利上げ判断には景気のほかにも考えるべきことがある | OVERNIGHT SUCCESS

OVERNIGHT SUCCESS

オーバーナイトサクセス >>> 
帰国子女の英語データ集(英語喉 ネイティブ音完コピ 独り言英語)

利上げ判断には景気のほかにも考えるべきことがある
政策・経済研究センター 研究員
大島一宏

日銀が7月14日にゼロ金利政策を解除した。適切な金利は、物価を安定させるために必要なのは言うまでもない。金利が低すぎると経済に過熱感が生まれ、モノの価格が上がりやすくなってしまったり、不動産や株式といった資産価格も実力以上に上昇し、経済に歪みが生じやすくなる。また、経済が真の実力をつけていくためにも金利は必要である。もし金利があまりにも低ければ、安いコストで借入ができるため、効率がそれほど良くないものであっても設備投資を行いがちとなる。効率の悪い設備があまりに増えれば、国全体の生産性が低下する。国全体の生産性が低下するということは、国として儲からなくなるということだから、労働者にその果実が回りにくい構造を生む可能性が高まる。そうすると、内需のしっかりとした経済へとなかなかシフトできないということになりうる。

このように、一般論としては利上げが必要だと考えられるが、現局面においてはやや異なる観点から考慮しておくべきことがある。現在の景気回復のきっかけは、中国向けの輸出に支えられた面が相当大きいが、実はここに将来の日本経済の抱えるリスクが潜んでいる。日本の企業は経済が急拡大する中国向けに、最新型の設備投資機器をかなりのペースで輸出した。一方の日本では、バランスシート調整のために設備投資は長らく抑えられ、設備は古くなる一方であった。もしこの状況がいまだに大きく改善していないとすれば(私はそう考えているが)、日本の国際競争力が将来的に低下する確率が極めて高くなる。

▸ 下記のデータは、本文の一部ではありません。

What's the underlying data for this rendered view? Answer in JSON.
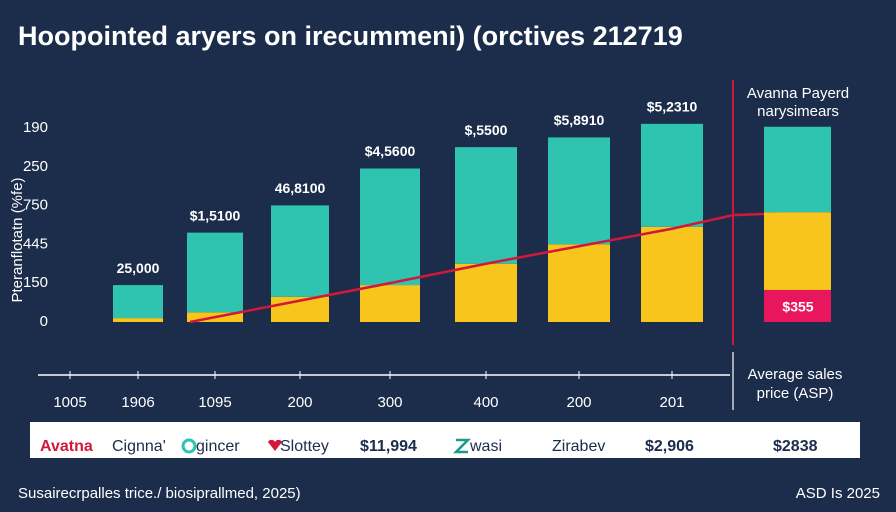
{
  "chart_data": {
    "type": "bar",
    "title": "Hoopointed aryers on irecummeni) (orctives 212719",
    "y_axis_label": "Pteranflotatn (%fe)",
    "y_axis_labels": [
      "190",
      "250",
      "750",
      "445",
      "150",
      "0"
    ],
    "categories": [
      "1005",
      "1906",
      "1095",
      "200",
      "300",
      "400",
      "200",
      "201"
    ],
    "ylim": [
      0,
      105
    ],
    "series": [
      {
        "color": "#f8c51c",
        "values": [
          null,
          2,
          5,
          13,
          19,
          30,
          40,
          49
        ]
      },
      {
        "color": "#2ec4b0",
        "values": [
          null,
          17,
          41,
          47,
          60,
          60,
          55,
          53
        ]
      }
    ],
    "bar_labels": [
      null,
      "25,000",
      "$1,5100",
      "46,8100",
      "$4,5600",
      "$,5500",
      "$5,8910",
      "$5,2310"
    ],
    "line": {
      "color": "#d3173b",
      "values": [
        null,
        null,
        0,
        11,
        20,
        30,
        39,
        48
      ]
    },
    "side_panel": {
      "title_lines": [
        "Avanna Payerd",
        "narysimears"
      ],
      "segments": [
        {
          "color": "#e8175d",
          "value": 16.5,
          "label": "$355"
        },
        {
          "color": "#f8c51c",
          "value": 40
        },
        {
          "color": "#2ec4b0",
          "value": 44
        }
      ],
      "line_value": 57,
      "caption_lines": [
        "Average sales",
        "price (ASP)"
      ]
    },
    "legend_strip": [
      "Avatna",
      "Cignna'",
      "gincer",
      "Slottey",
      "$11,994",
      "wasi",
      "Zirabev",
      "$2,906",
      "$2838"
    ],
    "footer_left": "Susairecrpalles trice./ biosiprallmed, 2025)",
    "footer_right": "ASD Is 2025"
  }
}
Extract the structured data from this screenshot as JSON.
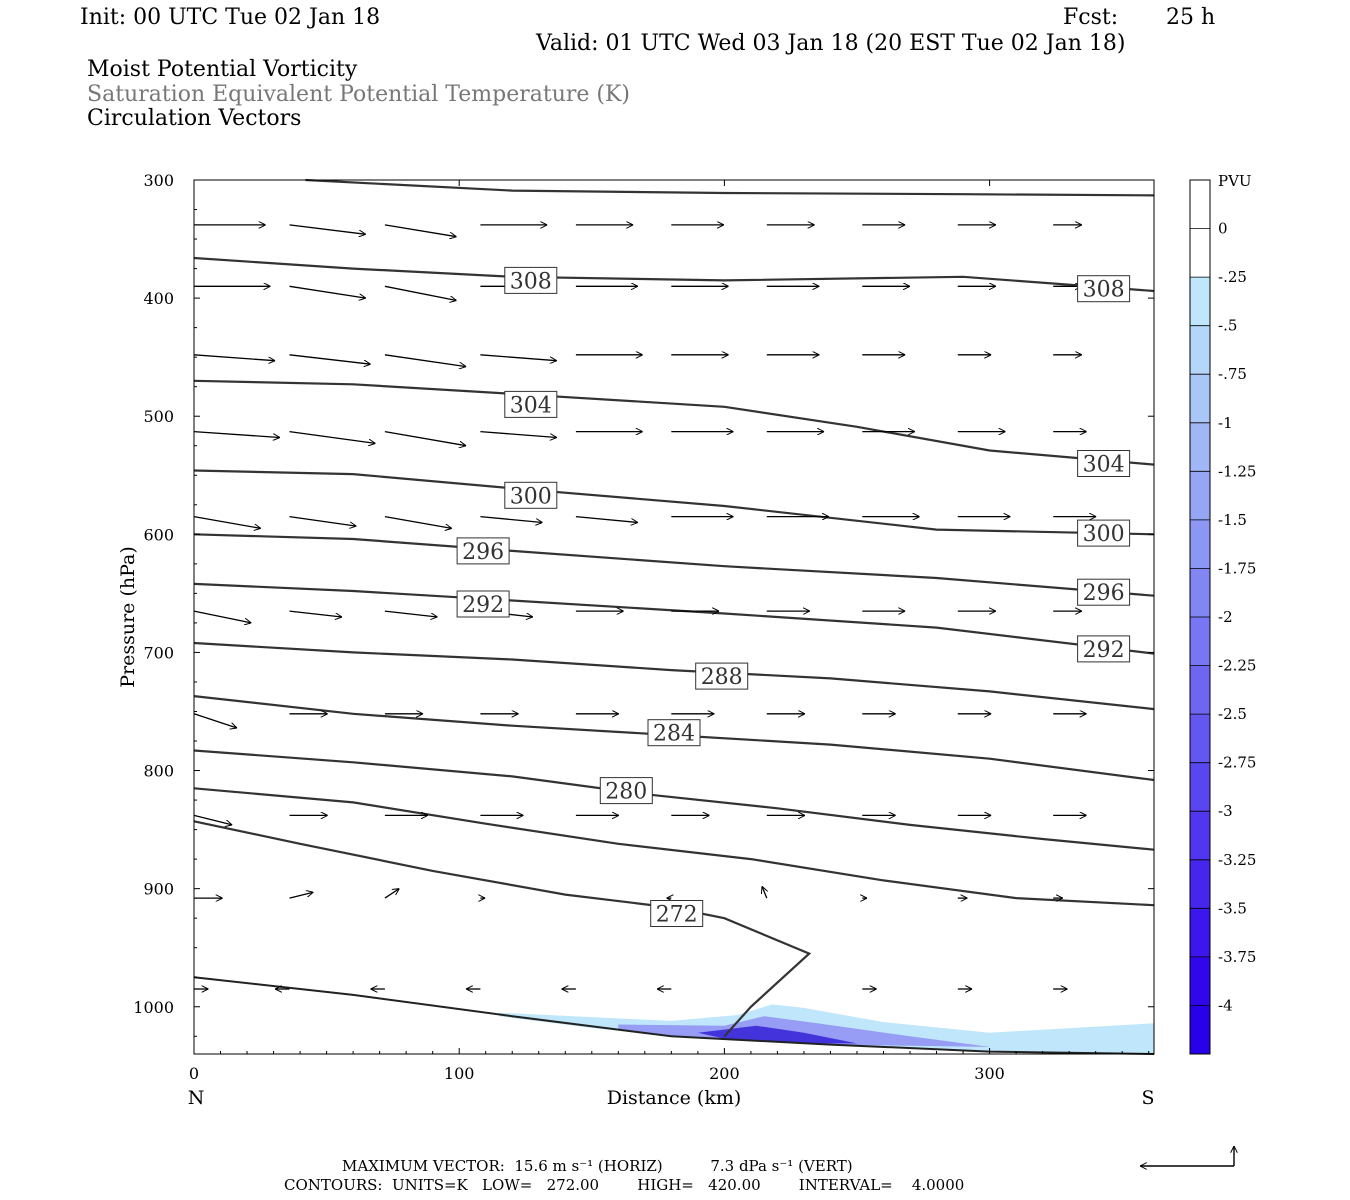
{
  "header": {
    "init": "Init: 00 UTC Tue 02 Jan 18",
    "fcst_label": "Fcst:",
    "fcst_value": "25 h",
    "valid": "Valid: 01 UTC Wed 03 Jan 18 (20 EST Tue 02 Jan 18)",
    "field1": "Moist Potential Vorticity",
    "field2": "Saturation Equivalent Potential Temperature (K)",
    "field3": "Circulation Vectors"
  },
  "footer": {
    "max_vector": "MAXIMUM VECTOR:  15.6 m s⁻¹ (HORIZ)          7.3 dPa s⁻¹ (VERT)",
    "contours": "CONTOURS:  UNITS=K   LOW=   272.00        HIGH=   420.00        INTERVAL=    4.0000"
  },
  "colors": {
    "contour": "#333333",
    "light_fill": "#bfe6fa",
    "mid_fill": "#8f8ff2",
    "dark_fill": "#3a28d8"
  },
  "chart_data": {
    "type": "cross-section",
    "xlabel": "Distance (km)",
    "ylabel": "Pressure (hPa)",
    "xlim": [
      0,
      362
    ],
    "ylim": [
      300,
      1040
    ],
    "x_ticks": [
      0,
      100,
      200,
      300
    ],
    "y_ticks": [
      300,
      400,
      500,
      600,
      700,
      800,
      900,
      1000
    ],
    "left_end_label": "N",
    "right_end_label": "S",
    "colorbar": {
      "unit": "PVU",
      "labels": [
        "0",
        "-.25",
        "-.5",
        "-.75",
        "-1",
        "-1.25",
        "-1.5",
        "-1.75",
        "-2",
        "-2.25",
        "-2.5",
        "-2.75",
        "-3",
        "-3.25",
        "-3.5",
        "-3.75",
        "-4"
      ],
      "colors": [
        "#ffffff",
        "#ffffff",
        "#bfe6fa",
        "#b4d6f8",
        "#aac6f7",
        "#a0b6f6",
        "#96a6f5",
        "#8c96f4",
        "#8286f3",
        "#7876f2",
        "#6e66f1",
        "#6456f0",
        "#5a46ef",
        "#5036ee",
        "#4626ed",
        "#3c16ec",
        "#3206eb",
        "#2800ea"
      ]
    },
    "contours": [
      {
        "value": 272,
        "label": "272",
        "points": [
          [
            0,
            843
          ],
          [
            40,
            862
          ],
          [
            90,
            885
          ],
          [
            140,
            905
          ],
          [
            180,
            916
          ],
          [
            200,
            925
          ],
          [
            232,
            955
          ],
          [
            210,
            1000
          ],
          [
            200,
            1025
          ]
        ],
        "label_at": [
          182,
          921
        ]
      },
      {
        "value": 276,
        "label": "",
        "points": [
          [
            0,
            815
          ],
          [
            60,
            827
          ],
          [
            110,
            845
          ],
          [
            160,
            862
          ],
          [
            210,
            875
          ],
          [
            260,
            893
          ],
          [
            310,
            908
          ],
          [
            362,
            914
          ]
        ]
      },
      {
        "value": 280,
        "label": "280",
        "points": [
          [
            0,
            783
          ],
          [
            60,
            793
          ],
          [
            120,
            805
          ],
          [
            170,
            820
          ],
          [
            220,
            832
          ],
          [
            270,
            846
          ],
          [
            320,
            858
          ],
          [
            362,
            867
          ]
        ],
        "label_at": [
          163,
          817
        ]
      },
      {
        "value": 284,
        "label": "284",
        "points": [
          [
            0,
            737
          ],
          [
            60,
            752
          ],
          [
            120,
            762
          ],
          [
            180,
            770
          ],
          [
            240,
            778
          ],
          [
            300,
            790
          ],
          [
            362,
            808
          ]
        ],
        "label_at": [
          181,
          768
        ]
      },
      {
        "value": 288,
        "label": "288",
        "points": [
          [
            0,
            692
          ],
          [
            60,
            700
          ],
          [
            120,
            706
          ],
          [
            180,
            715
          ],
          [
            240,
            722
          ],
          [
            300,
            733
          ],
          [
            362,
            748
          ]
        ],
        "label_at": [
          199,
          720
        ]
      },
      {
        "value": 292,
        "label": "292",
        "points": [
          [
            0,
            642
          ],
          [
            60,
            648
          ],
          [
            120,
            656
          ],
          [
            200,
            667
          ],
          [
            280,
            679
          ],
          [
            362,
            701
          ]
        ],
        "label_at": [
          109,
          659
        ],
        "label2_at": [
          343,
          697
        ]
      },
      {
        "value": 296,
        "label": "296",
        "points": [
          [
            0,
            600
          ],
          [
            60,
            604
          ],
          [
            120,
            614
          ],
          [
            200,
            627
          ],
          [
            280,
            637
          ],
          [
            362,
            652
          ]
        ],
        "label_at": [
          109,
          614
        ],
        "label2_at": [
          343,
          649
        ]
      },
      {
        "value": 300,
        "label": "300",
        "points": [
          [
            0,
            546
          ],
          [
            60,
            549
          ],
          [
            120,
            561
          ],
          [
            200,
            576
          ],
          [
            280,
            596
          ],
          [
            362,
            600
          ]
        ],
        "label_at": [
          127,
          567
        ],
        "label2_at": [
          343,
          599
        ]
      },
      {
        "value": 304,
        "label": "304",
        "points": [
          [
            0,
            470
          ],
          [
            60,
            473
          ],
          [
            120,
            481
          ],
          [
            200,
            492
          ],
          [
            250,
            509
          ],
          [
            300,
            529
          ],
          [
            362,
            541
          ]
        ],
        "label_at": [
          127,
          490
        ],
        "label2_at": [
          343,
          540
        ]
      },
      {
        "value": 308,
        "label": "308",
        "points": [
          [
            0,
            366
          ],
          [
            60,
            375
          ],
          [
            120,
            382
          ],
          [
            200,
            385
          ],
          [
            290,
            382
          ],
          [
            362,
            394
          ]
        ],
        "label_at": [
          127,
          385
        ],
        "label2_at": [
          343,
          392
        ]
      },
      {
        "value": 312,
        "label": "",
        "points": [
          [
            42,
            300
          ],
          [
            120,
            309
          ],
          [
            200,
            311
          ],
          [
            290,
            312
          ],
          [
            362,
            313
          ]
        ]
      }
    ],
    "surface": [
      [
        0,
        975
      ],
      [
        60,
        990
      ],
      [
        120,
        1008
      ],
      [
        180,
        1025
      ],
      [
        240,
        1032
      ],
      [
        300,
        1038
      ],
      [
        362,
        1040
      ]
    ],
    "pv_fill": {
      "light": [
        [
          115,
          1005
        ],
        [
          180,
          1012
        ],
        [
          205,
          1007
        ],
        [
          218,
          998
        ],
        [
          230,
          1001
        ],
        [
          260,
          1013
        ],
        [
          300,
          1022
        ],
        [
          362,
          1014
        ],
        [
          362,
          1040
        ],
        [
          300,
          1038
        ],
        [
          240,
          1032
        ],
        [
          180,
          1025
        ],
        [
          150,
          1018
        ],
        [
          115,
          1008
        ]
      ],
      "mid": [
        [
          160,
          1015
        ],
        [
          200,
          1016
        ],
        [
          215,
          1008
        ],
        [
          235,
          1014
        ],
        [
          270,
          1025
        ],
        [
          300,
          1034
        ],
        [
          240,
          1032
        ],
        [
          180,
          1025
        ],
        [
          160,
          1020
        ]
      ],
      "dark": [
        [
          190,
          1022
        ],
        [
          212,
          1016
        ],
        [
          230,
          1022
        ],
        [
          250,
          1031
        ],
        [
          230,
          1031
        ],
        [
          200,
          1027
        ]
      ]
    },
    "vectors": [
      {
        "p": 338,
        "xs": [
          0,
          36,
          72,
          108,
          144,
          180,
          216,
          252,
          288,
          324
        ],
        "dx": [
          30,
          32,
          30,
          28,
          24,
          22,
          20,
          18,
          16,
          12
        ],
        "dp": [
          0,
          8,
          10,
          0,
          0,
          0,
          0,
          0,
          0,
          0
        ]
      },
      {
        "p": 390,
        "xs": [
          0,
          36,
          72,
          108,
          144,
          180,
          216,
          252,
          288,
          324
        ],
        "dx": [
          32,
          32,
          30,
          28,
          26,
          24,
          22,
          20,
          16,
          12
        ],
        "dp": [
          0,
          10,
          12,
          0,
          0,
          0,
          0,
          0,
          0,
          0
        ]
      },
      {
        "p": 448,
        "xs": [
          0,
          36,
          72,
          108,
          144,
          180,
          216,
          252,
          288,
          324
        ],
        "dx": [
          34,
          34,
          34,
          32,
          28,
          24,
          22,
          18,
          14,
          12
        ],
        "dp": [
          5,
          8,
          10,
          5,
          0,
          0,
          0,
          0,
          0,
          0
        ]
      },
      {
        "p": 513,
        "xs": [
          0,
          36,
          72,
          108,
          144,
          180,
          216,
          252,
          288,
          324
        ],
        "dx": [
          36,
          36,
          34,
          32,
          28,
          26,
          24,
          22,
          20,
          14
        ],
        "dp": [
          5,
          10,
          12,
          5,
          0,
          0,
          0,
          0,
          0,
          0
        ]
      },
      {
        "p": 585,
        "xs": [
          0,
          36,
          72,
          108,
          144,
          180,
          216,
          252,
          288,
          324
        ],
        "dx": [
          28,
          28,
          28,
          26,
          26,
          26,
          26,
          24,
          22,
          18
        ],
        "dp": [
          10,
          8,
          10,
          5,
          5,
          0,
          0,
          0,
          0,
          0
        ]
      },
      {
        "p": 665,
        "xs": [
          0,
          36,
          72,
          108,
          144,
          180,
          216,
          252,
          288,
          324
        ],
        "dx": [
          24,
          22,
          22,
          22,
          20,
          20,
          18,
          18,
          16,
          12
        ],
        "dp": [
          10,
          5,
          5,
          5,
          0,
          0,
          0,
          0,
          0,
          0
        ]
      },
      {
        "p": 752,
        "xs": [
          0,
          36,
          72,
          108,
          144,
          180,
          216,
          252,
          288,
          324
        ],
        "dx": [
          18,
          16,
          16,
          16,
          18,
          18,
          16,
          14,
          14,
          14
        ],
        "dp": [
          12,
          0,
          0,
          0,
          0,
          0,
          0,
          0,
          0,
          0
        ]
      },
      {
        "p": 838,
        "xs": [
          0,
          36,
          72,
          108,
          144,
          180,
          216,
          252,
          288,
          324
        ],
        "dx": [
          16,
          16,
          18,
          18,
          18,
          16,
          16,
          14,
          14,
          14
        ],
        "dp": [
          8,
          0,
          0,
          0,
          0,
          0,
          0,
          0,
          0,
          0
        ]
      },
      {
        "p": 908,
        "xs": [
          0,
          36,
          72,
          108,
          144,
          180,
          216,
          252,
          288,
          324
        ],
        "dx": [
          12,
          10,
          6,
          2,
          0,
          -2,
          -2,
          2,
          4,
          4
        ],
        "dp": [
          0,
          -5,
          -8,
          0,
          0,
          0,
          -10,
          0,
          0,
          0
        ]
      },
      {
        "p": 985,
        "xs": [
          0,
          36,
          72,
          108,
          144,
          180,
          216,
          252,
          288,
          324
        ],
        "dx": [
          6,
          -6,
          -6,
          -6,
          -6,
          -6,
          0,
          6,
          6,
          6
        ],
        "dp": [
          0,
          0,
          0,
          0,
          0,
          0,
          0,
          0,
          0,
          0
        ]
      }
    ]
  }
}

経済統計上の数字でみれば、現在の日本の設備投資にやや過熱感はあるといえなくもないが、将来の国際競争力、設備のクオリティを考えれば、まだまだ設備投資が必要と考えられなくもない。設備のクオリティがどのレベルにあるか勘案した上で利上げのジャッジをしていかなければ、中長期的な我が国の競争力に負の影響を及ぼす可能性がある。一般の経済学からは離れた議論であるため、受け入れ難いロジックかもしれないが、そうしたクオリティに関する情報を取り込んだ上で判断を行っていくべき状況も時としてあるのではないか。